2. Think big and focus on result/outcomes.

  • After I was confirmed by the Senate, I had the great honor to walk into an institution, the Women’s Bureau, which had 81 years of history. The first questions I asked were, “Are we relevant to the 21 st Century economy?” and “How do we measure our success?”
  • It took only 6 months to develop three 21 st Century Working Women initiatives:
    • Women and Technology;
    • Financial Education for Working Women; and
    • Flexible Workplaces.
  • I am very proud to say we transformed the way we serve our customers. The Bureau is now a place for:
    • Best ideas and innovative programs
    • Technology driven on-line learning programs, with 600 dedicated mentors and 300 value-added partners
    • Results /Outcome driven
    • Replications.
  • Our vision is to promote 21 st Century solutions to improve the status of working women and their families, so they can achieve Better Jobs! Better Earnings! and Better Living!
  • Since 2001, the Women’s Bureau has received over 600 women world leaders from over 100 countries!
  • Thanks to Secretary Chao and the Council of Women World Leaders, next week I am leaving for Tanzania in East Africa. I am so excited and filled with hope that meaningful dialogue can take place between 2 nations on how best to empower women in our countries.

3. Surround yourself with good people and create a winning team.

o       Let me define what “ good people” means to me. It means people who think out of the box, go the extra mile, and create a win-win solution, to name just a few.

o       You can come up with a fantasticStrategic Roadmap, but unless your staff buys into it, it won’t go anywhere. You need people.

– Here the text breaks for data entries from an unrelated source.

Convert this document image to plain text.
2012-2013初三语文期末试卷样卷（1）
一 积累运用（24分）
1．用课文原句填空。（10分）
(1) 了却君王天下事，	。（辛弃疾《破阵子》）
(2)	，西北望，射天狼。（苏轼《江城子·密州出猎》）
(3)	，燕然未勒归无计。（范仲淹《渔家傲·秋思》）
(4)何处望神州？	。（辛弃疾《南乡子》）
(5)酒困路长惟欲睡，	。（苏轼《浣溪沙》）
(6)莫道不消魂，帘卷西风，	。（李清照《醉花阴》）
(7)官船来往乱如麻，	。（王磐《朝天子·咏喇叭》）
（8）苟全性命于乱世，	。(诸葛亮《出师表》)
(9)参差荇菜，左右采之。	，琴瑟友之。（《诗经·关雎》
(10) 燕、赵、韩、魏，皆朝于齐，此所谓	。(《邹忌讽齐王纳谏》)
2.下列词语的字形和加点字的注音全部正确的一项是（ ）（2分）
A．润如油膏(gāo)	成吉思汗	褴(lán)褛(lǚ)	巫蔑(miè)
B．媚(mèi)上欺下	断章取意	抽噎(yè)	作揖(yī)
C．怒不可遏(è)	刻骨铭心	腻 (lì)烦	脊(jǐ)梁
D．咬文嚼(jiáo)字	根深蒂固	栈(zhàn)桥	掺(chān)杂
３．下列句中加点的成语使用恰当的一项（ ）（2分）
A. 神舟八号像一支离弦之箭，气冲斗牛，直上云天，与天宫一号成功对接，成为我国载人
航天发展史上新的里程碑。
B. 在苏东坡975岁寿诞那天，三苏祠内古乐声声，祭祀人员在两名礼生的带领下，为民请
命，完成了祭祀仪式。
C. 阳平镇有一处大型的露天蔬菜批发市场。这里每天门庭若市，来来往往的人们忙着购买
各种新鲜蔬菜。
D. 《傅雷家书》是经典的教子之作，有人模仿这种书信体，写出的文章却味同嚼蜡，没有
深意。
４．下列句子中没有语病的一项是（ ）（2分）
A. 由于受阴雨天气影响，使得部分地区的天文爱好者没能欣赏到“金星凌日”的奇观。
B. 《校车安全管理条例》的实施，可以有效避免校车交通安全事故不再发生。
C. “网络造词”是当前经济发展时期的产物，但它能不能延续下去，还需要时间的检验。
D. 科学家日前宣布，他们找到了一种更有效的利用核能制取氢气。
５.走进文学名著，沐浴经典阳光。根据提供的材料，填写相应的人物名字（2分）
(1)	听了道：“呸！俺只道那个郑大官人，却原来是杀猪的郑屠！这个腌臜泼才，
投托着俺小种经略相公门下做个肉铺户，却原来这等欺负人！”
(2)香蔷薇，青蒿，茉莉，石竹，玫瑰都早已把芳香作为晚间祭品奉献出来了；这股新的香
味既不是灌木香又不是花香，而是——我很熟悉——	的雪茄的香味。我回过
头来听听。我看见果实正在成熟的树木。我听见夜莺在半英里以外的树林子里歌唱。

o       I learned 3 lessons from my work shaping the Women’s Bureau:

    • First, put a premiumon outstanding, capable people. And find a meaningful way to say “thank you,” like sending someone for 4 weeks of leadership training at Harvard.
    • Second, treat people with respect and seek their input.
    • Third, it is essential to bring people with different views to the table.


  • So as you leave today, please keep in mind: 1) Success begins with core ethical values; 2) Think big and focus on results/outcomes; and 3) Surround yourself with good people and create a winning team.

In closing, from the Gospel of Luke: “To whom so much is given, much is expected.” God bless you.